What is the actual security concern here? Do you think they are storing passwords in cleartext? It's not clear that is the case because they generated the password. Suppose they chose a password for you and stored a secure salted hash in the their database, they would still be able to tell you what the password is because they generated it.
Are you concerned they sent you the password over e-mail? E-mail is insecure anyway and sending you a reset or create account link wouldn't be any better. If you're concerned about e-mail snoopers, what's is to stop the MITM from clicking on the link in your e-mail?
Are you concerned that they cc'd your contact person? If you don't trust your payment provider to not execute insider attacks, you shouldn't use them. Period.
The only advantage I can see to sending a password reset/create type of link is protection against shoulder surfing attacks. But if you have malicious insiders in your company trying to steal access to things they shouldn't have access to, you have way bigger problems than this.
ed: tbh, it's just as likely they fired you as a customer because they felt you aren't worth the trouble of dealing with.
If they send a https password reset/create link, then the password is never transmitted in the clear and nobody knows it. In the case of an email snooper getting access to the password-reset link and clicking it before me, I would immediately know that there's an attack because, well, the password was reset to something different from what I entered, and I'd receive a notification about that, too.
If they generate and send a plaintext password, then anyone who gets access to that email, even months in future, can silently access the account. So there is a difference.

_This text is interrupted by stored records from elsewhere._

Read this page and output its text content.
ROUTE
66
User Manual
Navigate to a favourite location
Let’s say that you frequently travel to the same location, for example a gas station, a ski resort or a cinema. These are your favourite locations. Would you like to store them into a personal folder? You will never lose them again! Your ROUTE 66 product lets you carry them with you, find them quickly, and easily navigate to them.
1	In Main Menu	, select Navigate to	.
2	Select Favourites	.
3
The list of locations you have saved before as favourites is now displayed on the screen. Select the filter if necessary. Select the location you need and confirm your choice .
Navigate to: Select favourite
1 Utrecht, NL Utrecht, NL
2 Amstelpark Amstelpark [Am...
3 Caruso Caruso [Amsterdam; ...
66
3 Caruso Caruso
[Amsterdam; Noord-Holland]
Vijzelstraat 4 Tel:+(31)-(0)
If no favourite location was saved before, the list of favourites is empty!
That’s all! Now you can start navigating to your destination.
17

Also, the whole concept of having a cleartext password sent unencrypted anywhere at all clearly violates PCI DSS requirements - and it is Ayden's duty to comply and be knowledgeable about that.

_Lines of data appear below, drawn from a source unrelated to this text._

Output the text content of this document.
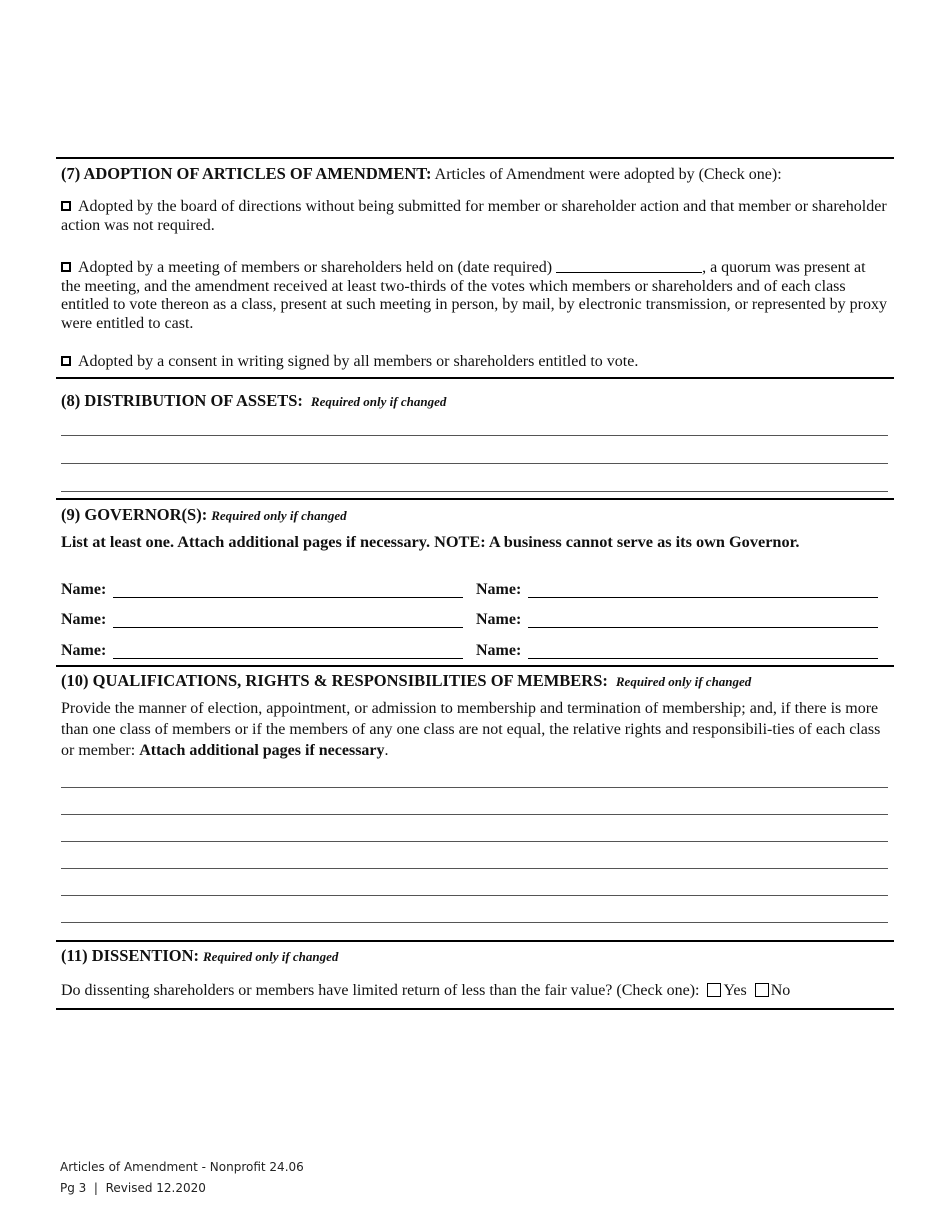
(7) ADOPTION OF ARTICLES OF AMENDMENT: Articles of Amendment were adopted by (Check one):
Adopted by the board of directions without being submitted for member or shareholder action and that member or shareholder action was not required.
Adopted by a meeting of members or shareholders held on (date required)	, a quorum was present at the meeting, and the amendment received at least two-thirds of the votes which members or shareholders and of each class entitled to vote thereon as a class, present at such meeting in person, by mail, by electronic transmission, or represented by proxy were entitled to cast.
Adopted by a consent in writing signed by all members or shareholders entitled to vote.
(8) DISTRIBUTION OF ASSETS: Required only if changed
(9) GOVERNOR(S): Required only if changed
List at least one. Attach additional pages if necessary. NOTE: A business cannot serve as its own Governor.
Name:	Name:
Name:	Name:
Name:	Name:
(10) QUALIFICATIONS, RIGHTS & RESPONSIBILITIES OF MEMBERS: Required only if changed
Provide the manner of election, appointment, or admission to membership and termination of membership; and, if there is more than one class of members or if the members of any one class are not equal, the relative rights and responsibili-ties of each class or member: Attach additional pages if necessary.
(11) DISSENTION: Required only if changed
Do dissenting shareholders or members have limited return of less than the fair value? (Check one): Yes No
Articles of Amendment - Nonprofit 24.06
Pg 3  |  Revised 12.2020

There's not a question of good/bad service quality, it raises a question if they're meeting the bare minimum criteria to be allowed in payment business at all.
If they generate and send a plaintext password, then anyone who gets access to that email, even months in future, can silently access the account. So there is a difference.
True. But in any case, the simple PCI rules state that passwords for any account accessing the payment systems can't be stored or sent unencrypted period, no matter what.
There are many things where what's completely okay for 99% companies is unacceptable (as in, a valid reason to break contracts and incur penalties of size that can bankrupt the company) for payment processing companies.
So what does it say about the company and how they treat security? What are they doing in the parts that are more tricky to get right and less visible to customers? Have all their systems, including that one, had a proper external audit recently - and if yes, why wasn't it noticed?
They don't know the security rules that are mandatory for them?
They intentionally break them for some reason?
They are simply sloppy with security and don't check if 100% of their systems are done properly?
That some systems that they give their customers for testing are low-security and don't matter, but "don't worry everything else is done with a completely different attitude" ?
They were going to fix it but didn't notice it before the feature was already live?
Can you give me one single sane reason that would excuse them?
Regarding "If you don't trust your payment provider to not execute insider attacks, you shouldn't use them" - the trust is partly supported by a long list of things that a payment provider must do to reduce insider attack risks. This includes an obvious requirement that their contact person can't access or know the user's passwords.
So yes, if they're demonstrating that they can't be trusted to do even the basic precautions for preventing insider attacks, you shouldn't use them. Period.